Czech Mates. The Brest-Litovsk treaty had stranded a Czechoslovak legion in the Ukraine. Before long, these displaced Czech soldiers were locked in combat with the Reds. Wilson believed that they were fighting against bands of German war prisoners who had rearmed themselves, and when he finally gave the order to intervene on July 6, 1918, the U.S. commitment was mainly limited to "aiding the Czechs against German and Austrian prisoners" and "guarding the military stores at Kola," a village near Murmansk. (There were no military stores at Kola.) When a battalion of U.S. doughboys slogged into combat positions in knee-deep water 100 miles from Archangel, posters provided by British General Headquarters proclaimed that their enemies were Bolsheviks--"soldiers and sailors who, in the majority of cases are criminals . . . Their natural, vicious brutality enabled them to assume leadership."

For his third volume, Historian Kennan reserves the melancholy story of "the fate of these young Americans" engaged in "a foreign civil war in the endless swamps and forests of the Russian Arctic."

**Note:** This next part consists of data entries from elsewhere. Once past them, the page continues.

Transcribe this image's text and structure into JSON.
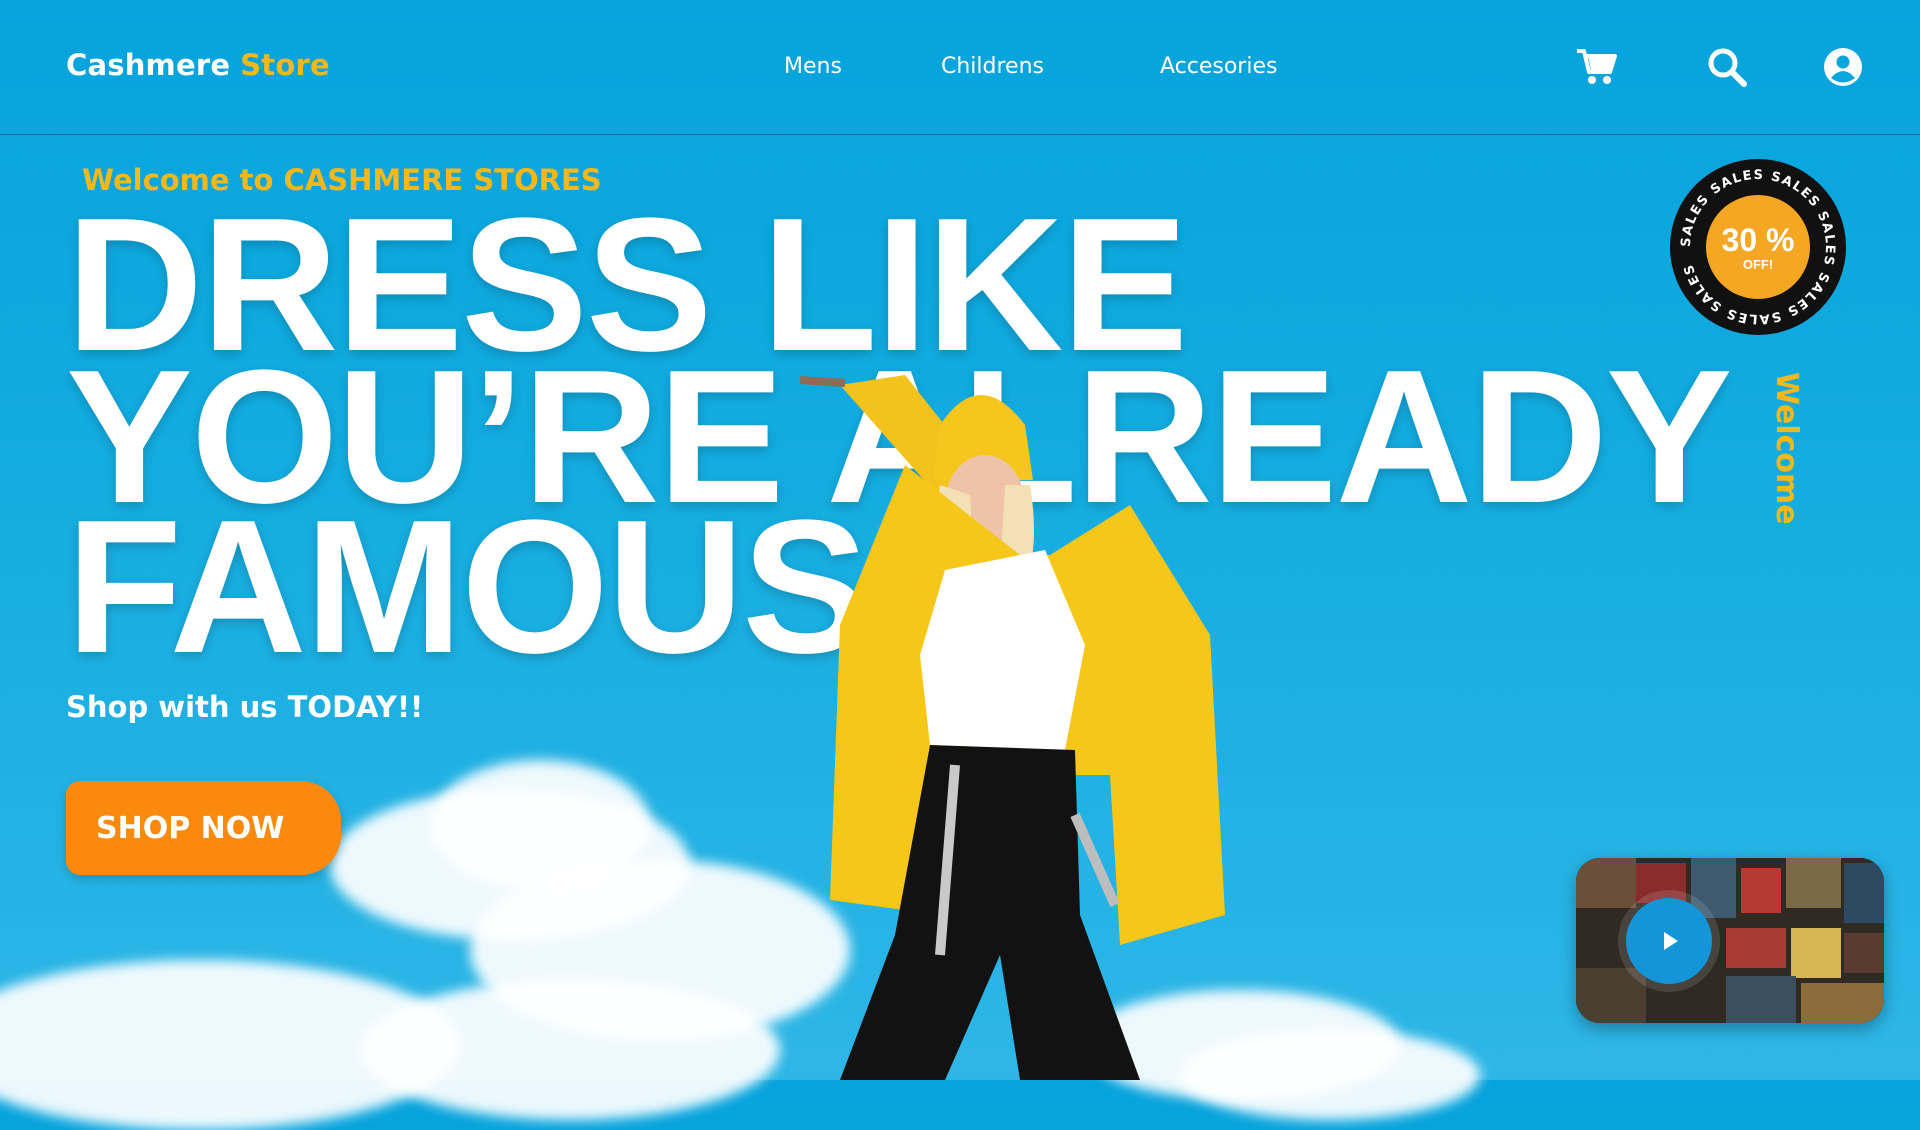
{
  "brand": {
    "name": "Cashmere",
    "accent": "Store"
  },
  "nav": {
    "mens": "Mens",
    "childrens": "Childrens",
    "accesories": "Accesories"
  },
  "hero": {
    "welcome": "Welcome to CASHMERE STORES",
    "headline_line1": "DRESS LIKE",
    "headline_line2": "YOU’RE ALREADY",
    "headline_line3": "FAMOUS",
    "tagline": "Shop with us TODAY!!",
    "cta": "SHOP NOW",
    "vertical_text": "Welcome"
  },
  "badge": {
    "discount": "30 %",
    "label": "OFF!",
    "ring_text": "SALES SALES SALES SALES SALES SALES SALES "
  },
  "icons": [
    "cart-icon",
    "search-icon",
    "user-icon",
    "play-icon"
  ],
  "colors": {
    "background": "#0aa6de",
    "accent_yellow": "#f5b81a",
    "button_orange": "#fa8a0e",
    "play_blue": "#1495d8",
    "badge_black": "#111111"
  }
}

Too Little, Too Late. Despite Kennan's strenuous objectivity, one inescapable conclusion leaps from the pages of his book--taken rapidly and resolutely, the decision to intervene would have snapped Bolshevik power like a twig. More than a score of separate Russian governments were contesting Lenin's right to rule on Russian soil. The Russian people were famine-ridden and war-weary. Lenin himself relied on endless improvisation. If this was one of history's great lost opportunities, the chief culprit was Wood-row Wilson. Democrat Kennan admits: "[Wilson] drew onto himself, ultimately, the blame for the failure of the entire venture (on the ground that the United States' contribution had been too little and too late)."

Author Kennan's own thinking about Russia has not advanced as far as might be expected beyond Wilson's. This is demonstrated in Kennan's BBC lectures about the need for "disengagement" (TIME, Dec. 23), now published in book form as Russia, the Atom and the West.

But Historian Kennan's massive scholarship spills over into dozens of mood vignettes that give the Russian scene-cold, bleak, vast, secretive, despotic--an almost fictional verisimilitude. For the rest. Kennan relies too heavily on the modern liberal cliche that the tragedies of history are largely failures of communication. "Keep the diplomatic talks going," seems to be his version of "Keep your powder dry." Yet, talk is a language the Russians have never understood.